Siamo serie
Home Rai 1 La Storia, adattamento asciutto, fedele e che impara la lezione de L’Amica Geniale: la recensione

La Storia, adattamento asciutto, fedele e che impara la lezione de L’Amica Geniale: la recensione

Mancano gli eroi, in questo racconto che vuole però ridare dignità ai più deboli e che Archibugi dirige con rispetto e senza creare vittimismi

pubblicato 8 Gennaio 2024 aggiornato 12 Gennaio 2024 09:45

Un capolavoro della letteratura italiana che si fa (nuovamente) serie tv per il grande pubblico. Perché La Storia non è il semplice adattamento di un libro per il piccolo schermo (Raiuno e RaiPlay), ma è qualcosa di più: è il tentativo di riportare al centro dell’attenzione una narrazione differente, in cui non ci sono eroi né lieti fine garantiti, ma un’umanità ed il suo spirito di sopravvivenza che prevale su tutto.

La recensione de La Storia

Il romanzo di Elsa Morante del 1974 fece discutere anche per questo: il racconto di una donna sola con il figlio piccolo che cerca di sopravvivere in una Roma martoriata dalla guerra non genera desiderio di rivalsa o speranza, ma si limita a fare una narrazione sofferente ma mai vittimistica, capace anche di essere poetica e di svelare l’essenza della vita, intesa come forza della natura superiore a ogni stupidità commessa dall’uomo.

La trasposizione tv di Francesca Archibugi e prodotta da Picomedia cerca in ogni modo di ricordarsi dell’insegnamento fatto dall’autrice, proponendo una messa in scena che non porta alla lacrima a tutti i costi, ma percorre la vita della protagonista con semplice rassegnazione per i fatti che avvengono.

Quello di Ida Ramundo (qui interpretata da Jasmine Trinca) è percorso, sì, fatto di tappe e di incontri. Ma non un percorso di formazione: non c’è nulla da imparare dal genere di sopravvivenza che impone la guerra. Come lei, anche gli altri personaggio sono rappresentati come pedine in balìa di eventi più grandi di loro, differenti ma uguali proprio in questo.

Ci sono, certo, delle eccezioni: la crescita di Nino (un esordiente e sorprendente Francesco Zenga) da camicia nera a partigiano, ad esempio, mostra infatti che La Storia non vuole essere racconto banalmente statico, ma riuscire a creare un quadro che, nel dettagli, mostra le sue grandezze.

Archibugi è molto brava (ma lo aveva già dimostrato in passato) a entrare nelle vite delle famiglie osservandole e senza pretendere messe in scena pretestuose.
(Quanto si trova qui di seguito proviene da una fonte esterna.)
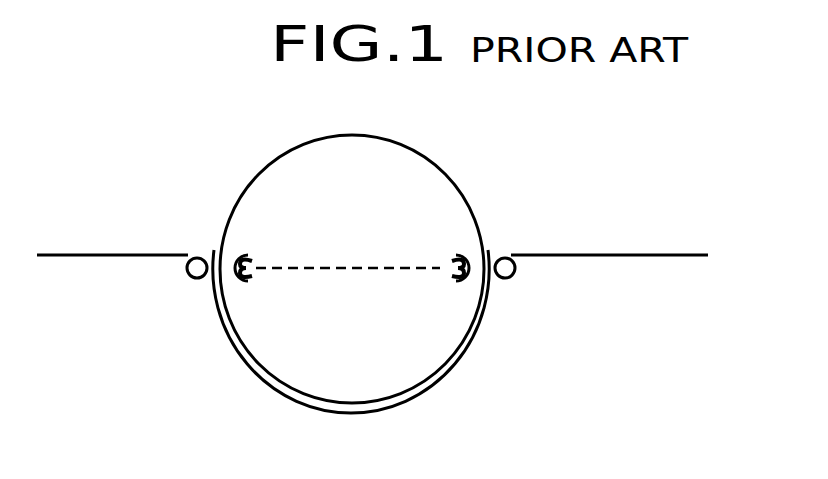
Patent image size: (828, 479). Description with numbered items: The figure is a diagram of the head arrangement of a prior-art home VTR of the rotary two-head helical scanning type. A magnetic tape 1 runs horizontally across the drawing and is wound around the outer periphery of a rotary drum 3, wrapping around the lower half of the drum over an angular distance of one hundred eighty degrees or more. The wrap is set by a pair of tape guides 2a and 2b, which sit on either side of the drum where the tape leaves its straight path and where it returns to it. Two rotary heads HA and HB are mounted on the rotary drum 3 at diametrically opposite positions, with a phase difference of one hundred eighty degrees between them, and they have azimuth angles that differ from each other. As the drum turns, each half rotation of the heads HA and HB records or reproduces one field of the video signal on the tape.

The magnetic tape 1 is at (652, 254).
The tape guide 2a is at (196, 282).
The tape guide 2b is at (507, 282).
The rotary drum 3 is at (431, 162).
The rotary head HA is at (237, 259).
The rotary head HB is at (464, 259).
Lo sguardo della sua macchina da presa non esagera con i virtuosismi, “giocando” solo là dove il racconto esce dai binari e sfocia nei flashback o nei sogni di Ida.

Va da sé che La Storia è volutamente asciutta nella messa in scena, proprio per non stravolgere la semplicità con cui Morante ha scritto le vicende della protagonista e degli altri personaggi. Proprio loro, i comprimari, in questa trasposizione diventano cittadini di un mondo, quello vissuto da Ida, in cui ognuno porta in scena il proprio modo di sopravvivere. E su, tutti, lo sguardo del piccolo Useppe (Mattia Basciani) rende tutto più semplice e al tempo stesso difficile da digerire.

La forza di quanto scritto da Morante e riproposto da Archibugi sta proprio in questa dicotomia tra semplice e complesso: un equilibrio su cui gli sceneggiatori Francesco Piccolo, Giulia Calenda e Ilaria Macchia cercano di percorrere tutto il racconto.

A vedere la versione 2024 de La Storia non si può però non pensare a quell’altra saga letteraria diventata serie tv negli ultimi anni, L’Amica Geniale (di cui Piccolo è tra gli sceneggiatori). L’impressione è che il lavoro fatto per portare sul piccolo schermo la tetralogia di Elena Ferrante sia servito da lezione per il nuovo adattamento del libro di Morante: l’attenzione al dettaglio, la cura per i personaggi non protagonisti e soprattutto la rappresentazione in chiave moderna del segreto di Ida, ovvero il fatto di essere lei stessa ebrea, svelato nella prima scena del primo episodio e capace di creare così una tensione che attraversa tutta la serie.

A 38 anni dallo sceneggiato di Luigi Comencini, La Storia torna in tv senza essere invecchiata di una virgola, ma mantenendo intatte le sue ragioni di raccontare i deboli e dare loro, se non un luogo di rivincita, la giusta dignità. Una lettura che dal 1974 ad oggi non trova motivo di rivalutazione. E se sia un bene o una triste considerazione, lo lasciamo decidere a voi.